TLA+ has been promoted by Amazon with their latest technical report. Yes, it has more expressive types (records,tuples,sets), but it comes with a cost of lowering your verification performance rate. There are many subtle tradeoffs to make.
We tried to use several formal verification tools in our latest distributed project. We tried Spin, TLA+, mCRL2, Coq. There is its own philosophy, pros and cons behind each tool, but in our case Spin made the best job: we had to invest not so much time but found many concurrency bugs in our distributed algorithm. Its pros is that it has very basic data types and not very good parallelism support nor in multi thread nor in multi-node form.
Could you compare model-checkers like Spin and TLA+ with type-based approaches like F* and Coq, especially in terms of ease of use? The latter group doesn't seem to be getting much real-world usage, and I have the sense they are much harder to use.
In short: Spin and TLA+ are "push-button" mechanisms where computer are trying every possible trace of your system to check system state against supplied invariant.
Pros: You don't have to think much about your systems thin properties before verifying.
Cons: State space explosion so not every real system is a subject to such verification.
Coq,Agda: Manual/Semi-manual correctness proof of your system. You can reason about even "infinite" systems with this approach using relatively little computation resources. But to do so you have to gain a _deep_ insight about your system behaviour, computation semantics, network semantics (if distributed system is checked) and other properties. If you are lucky you can proof property under question, even it assumes very large moving parts. If not then you cant tell that this property can be proved at all. So these are more like platforms for quasi-manual deduction.

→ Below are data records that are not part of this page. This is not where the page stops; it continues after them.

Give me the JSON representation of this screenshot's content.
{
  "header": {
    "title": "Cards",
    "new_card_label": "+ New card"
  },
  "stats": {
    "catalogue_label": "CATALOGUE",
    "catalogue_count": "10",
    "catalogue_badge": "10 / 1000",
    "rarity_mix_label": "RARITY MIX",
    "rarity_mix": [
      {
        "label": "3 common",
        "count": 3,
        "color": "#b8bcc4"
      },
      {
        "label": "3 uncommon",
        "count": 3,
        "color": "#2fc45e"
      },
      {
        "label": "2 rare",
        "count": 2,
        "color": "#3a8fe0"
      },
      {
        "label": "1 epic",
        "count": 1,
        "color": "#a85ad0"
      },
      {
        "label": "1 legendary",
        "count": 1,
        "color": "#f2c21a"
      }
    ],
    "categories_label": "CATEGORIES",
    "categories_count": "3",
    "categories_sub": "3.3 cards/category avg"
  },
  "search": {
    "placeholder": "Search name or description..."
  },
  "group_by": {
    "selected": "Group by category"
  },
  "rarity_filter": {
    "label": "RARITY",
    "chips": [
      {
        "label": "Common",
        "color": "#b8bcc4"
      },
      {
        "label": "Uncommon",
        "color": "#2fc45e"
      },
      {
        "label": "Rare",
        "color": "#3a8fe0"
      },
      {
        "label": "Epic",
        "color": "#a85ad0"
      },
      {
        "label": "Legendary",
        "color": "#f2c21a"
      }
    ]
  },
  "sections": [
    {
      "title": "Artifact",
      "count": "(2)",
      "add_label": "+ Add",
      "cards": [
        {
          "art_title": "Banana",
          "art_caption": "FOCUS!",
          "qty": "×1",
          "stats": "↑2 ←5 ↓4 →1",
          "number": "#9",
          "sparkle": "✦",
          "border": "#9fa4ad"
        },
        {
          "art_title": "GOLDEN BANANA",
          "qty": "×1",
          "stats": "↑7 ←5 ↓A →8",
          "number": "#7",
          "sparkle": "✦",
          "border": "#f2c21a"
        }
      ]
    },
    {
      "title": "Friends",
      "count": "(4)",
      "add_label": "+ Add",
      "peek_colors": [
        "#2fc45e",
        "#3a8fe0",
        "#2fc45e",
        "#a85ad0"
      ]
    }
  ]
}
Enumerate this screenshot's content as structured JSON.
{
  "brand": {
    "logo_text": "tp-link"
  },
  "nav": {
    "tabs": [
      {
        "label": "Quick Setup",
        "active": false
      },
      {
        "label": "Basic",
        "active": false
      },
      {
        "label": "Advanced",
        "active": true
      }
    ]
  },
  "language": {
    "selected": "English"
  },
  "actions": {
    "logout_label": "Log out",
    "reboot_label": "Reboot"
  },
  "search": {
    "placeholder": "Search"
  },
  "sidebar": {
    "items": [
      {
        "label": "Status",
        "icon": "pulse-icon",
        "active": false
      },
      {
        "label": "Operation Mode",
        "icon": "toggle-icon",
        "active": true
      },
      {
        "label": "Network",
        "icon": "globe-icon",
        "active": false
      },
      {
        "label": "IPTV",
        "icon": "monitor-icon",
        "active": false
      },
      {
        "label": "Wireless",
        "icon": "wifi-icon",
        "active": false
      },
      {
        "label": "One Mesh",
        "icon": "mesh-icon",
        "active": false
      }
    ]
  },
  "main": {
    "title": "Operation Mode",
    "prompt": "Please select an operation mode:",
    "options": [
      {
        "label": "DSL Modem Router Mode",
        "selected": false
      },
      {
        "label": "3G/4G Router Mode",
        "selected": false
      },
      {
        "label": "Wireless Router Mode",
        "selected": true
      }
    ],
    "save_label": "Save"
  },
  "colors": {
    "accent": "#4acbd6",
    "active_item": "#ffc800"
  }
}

F* is trying to take up a niche between manual proof and quasi-automatic proof using SMT solver for those of theorems which can be proved this way. The problem is that SMT solvers are generally suck, there is no sound theory behind it, so it is more like guessing in my opinion.
Java is very efficient, and TLC uses parallelism and even distributed parallelism (and can store states to disk).
This is first I hear of Spin, and I'll be sure to give it a try, but TLA+'s is considered easier to use and/or more expressive than many other solutions, and has the added advantage of being used in the industry (as far as formal verification tools go, that is).
I would very much like to hear more about Spin.